Full Application code:
using System;
using System.Collections.Generic;
using System.Diagnostics;
using System.IO;
using Microsoft.ML;
using Microsoft.ML.Transforms.TimeSeries;
namespace Samples.Dynamic
{
public static class Forecasting
{
public static void Main(string[] args)
{
var ml = new MLContext();
var data = new List<TimeSeriesData>();
int price = 100;
for (int month = 1; month <= 12; month++)
{
data.Add(new TimeSeriesData(new DateTime(1993, month, 1), price));
price = price + 10;
}
for (int month = 1; month <= 12; month++)
{
data.Add(new TimeSeriesData(new DateTime(1994, month, 1), price));
price = price + 10;
}
for (int month = 1; month <= 12; month++)
{
data.Add(new TimeSeriesData(new DateTime(1995, month, 1), price));
price = price + 10;
}
//printing input data
foreach (TimeSeriesData a in data)
Debug.WriteLine("Time {0}, Price {1}", a.Date, a.Price);
var dataView = ml.Data.LoadFromEnumerable(data);
var inputColumnName = nameof(TimeSeriesData.Price);
var outputColumnName = nameof(ForecastResult.Forecast);
var model = ml.Forecasting.ForecastBySsa(outputColumnName,
inputColumnName, 6, 7, data.Count, 5);
var transformer = model.Fit(dataView);
var forecastEngine = transformer.CreateTimeSeriesEngine<TimeSeriesData,
ForecastResult>(ml);
forecastEngine.CheckPoint(ml, "model.zip");
// here we have another app - we load from disk saved model
ITransformer modelCopy;
using (var file = File.OpenRead("model.zip"))

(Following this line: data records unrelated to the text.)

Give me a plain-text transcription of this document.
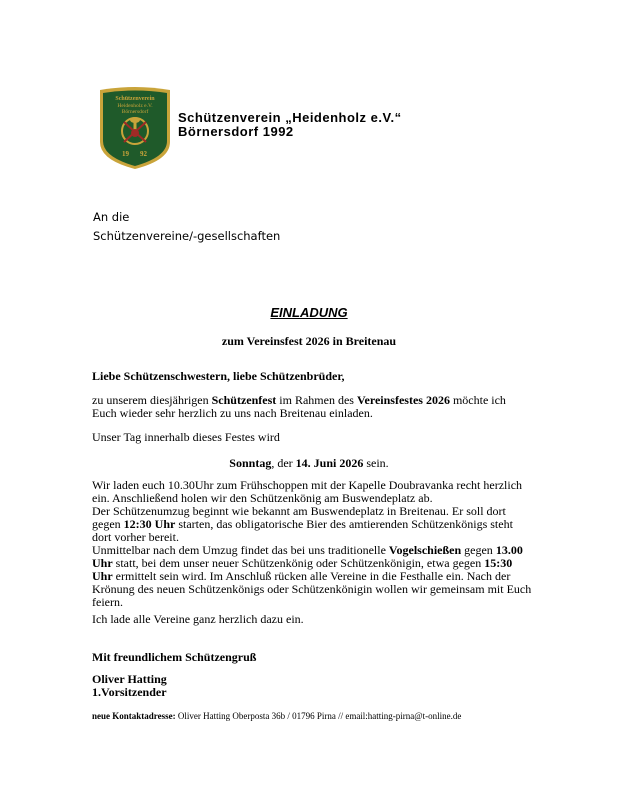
Schützenverein
Heidenholz e.V.
Börnersdorf
19 92
Schützenverein „Heidenholz e.V.“
Börnersdorf 1992
An die
Schützenvereine/-gesellschaften
EINLADUNG
zum Vereinsfest 2026 in Breitenau
Liebe Schützenschwestern, liebe Schützenbrüder,
zu unserem diesjährigen Schützenfest im Rahmen des Vereinsfestes 2026 möchte ich Euch wieder sehr herzlich zu uns nach Breitenau einladen.
Unser Tag innerhalb dieses Festes wird
Sonntag, der 14. Juni 2026 sein.
Wir laden euch 10.30Uhr zum Frühschoppen mit der Kapelle Doubravanka recht herzlich ein. Anschließend holen wir den Schützenkönig am Buswendeplatz ab.
Der Schützenumzug beginnt wie bekannt am Buswendeplatz in Breitenau. Er soll dort gegen 12:30 Uhr starten, das obligatorische Bier des amtierenden Schützenkönigs steht dort vorher bereit.
Unmittelbar nach dem Umzug findet das bei uns traditionelle Vogelschießen gegen 13.00 Uhr statt, bei dem unser neuer Schützenkönig oder Schützenkönigin, etwa gegen 15:30 Uhr ermittelt sein wird. Im Anschluß rücken alle Vereine in die Festhalle ein. Nach der Krönung des neuen Schützenkönigs oder Schützenkönigin wollen wir gemeinsam mit Euch feiern.
Ich lade alle Vereine ganz herzlich dazu ein.
Mit freundlichem Schützengruß
Oliver Hatting
1.Vorsitzender
neue Kontaktadresse: Oliver Hatting Oberposta 36b / 01796 Pirna // email:hatting-pirna@t-online.de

modelCopy = ml.Model.Load(file, out DataViewSchema schema);
var forecastEngineCopy = modelCopy.CreateTimeSeriesEngine<TimeSeriesData, ForecastResult>(ml);
// here I add some examples of 1993 year
var initialConditions = new List<TimeSeriesData>
{
new TimeSeriesData(new DateTime(1993, 1, 1), 100),
new TimeSeriesData(new DateTime(1993, 2, 1), 110),
new TimeSeriesData(new DateTime(1993, 3, 1), 120),
new TimeSeriesData(new DateTime(1993, 4, 1), 130),
new TimeSeriesData(new DateTime(1993, 5, 1), 140),
new TimeSeriesData(new DateTime(1993, 6, 1), 150),
new TimeSeriesData(new DateTime(1993, 6, 1), 160),
};
// Feed initial conditions to the model
foreach (var condition in initialConditions)
{
forecastEngineCopy.Predict(condition);
}
Debug.WriteLine("Forecast for 1993:");
var forecast = forecastEngineCopy.Predict(horizon: 5);
Debug.WriteLine("[{0}]", string.Join(", ", forecast.Forecast));
}
class ForecastResult
{
public float[] Forecast { get; set; }
}
class TimeSeriesData
{
public DateTime Date { get; set; }
public float Price { get; set; }
public TimeSeriesData(DateTime date, float price)
{
Date = date;
Price = price;
}
}
}
}
In this code after adding examples (initial conditions to the model) beginning of the 1993 year (start of backtest) and call function Prediction(horizon: 5) I expect to get something like this: 170, 180, 190, 200, 210 But I am getting this: 5.619335, -32.734127, -68.469055, -102.133865, -136.30606
var initialConditions = new List<TimeSeriesData>
{
new TimeSeriesData(new DateTime(1993, 1, 1), 100),
new TimeSeriesData(new DateTime(1993, 2, 1), 110),
new TimeSeriesData(new DateTime(1993, 3, 1), 120),
new TimeSeriesData(new DateTime(1993, 4, 1), 130),
new TimeSeriesData(new DateTime(1993, 5, 1), 140),
new TimeSeriesData(new DateTime(1993, 6, 1), 150),
new TimeSeriesData(new DateTime(1993, 6, 1), 160),
};
// Feed initial conditions to the model
foreach (var condition in initialConditions)
{
forecastEngineCopy.Predict(condition);
}
//Prediction till the end 1993
var forecast = forecastEngineCopy.Predict(horizon: 5);
I found that my output related to ml.Forecasting.ForecastBySsa function and parameters: windowSize, seriesLenght.
var model = ml.Forecasting.ForecastBySsa(outputColumnName,
inputColumnName, 11, 12, data.Count, 5);
I also found that if I setup parameters: windowSize = 4, seriesLenght = 5 then I get correct prediction values: 169.83334, 179.6128, 189.2648, 198.84006, 208.30637
Can someone explain to me what I do wrong?
Why even small changes parameters like - windowSize = 6 ,seriesLenght = 7 (size of my new examples) breaking result : 169.08212, 191.27914, 207.15486, 218.63303, 235.29007 ?
I should point out that if I use this model for Forecasting 1996 (not back test ) without initial data - I am getting the correct result.
Can I even use Forecasting for BackTest?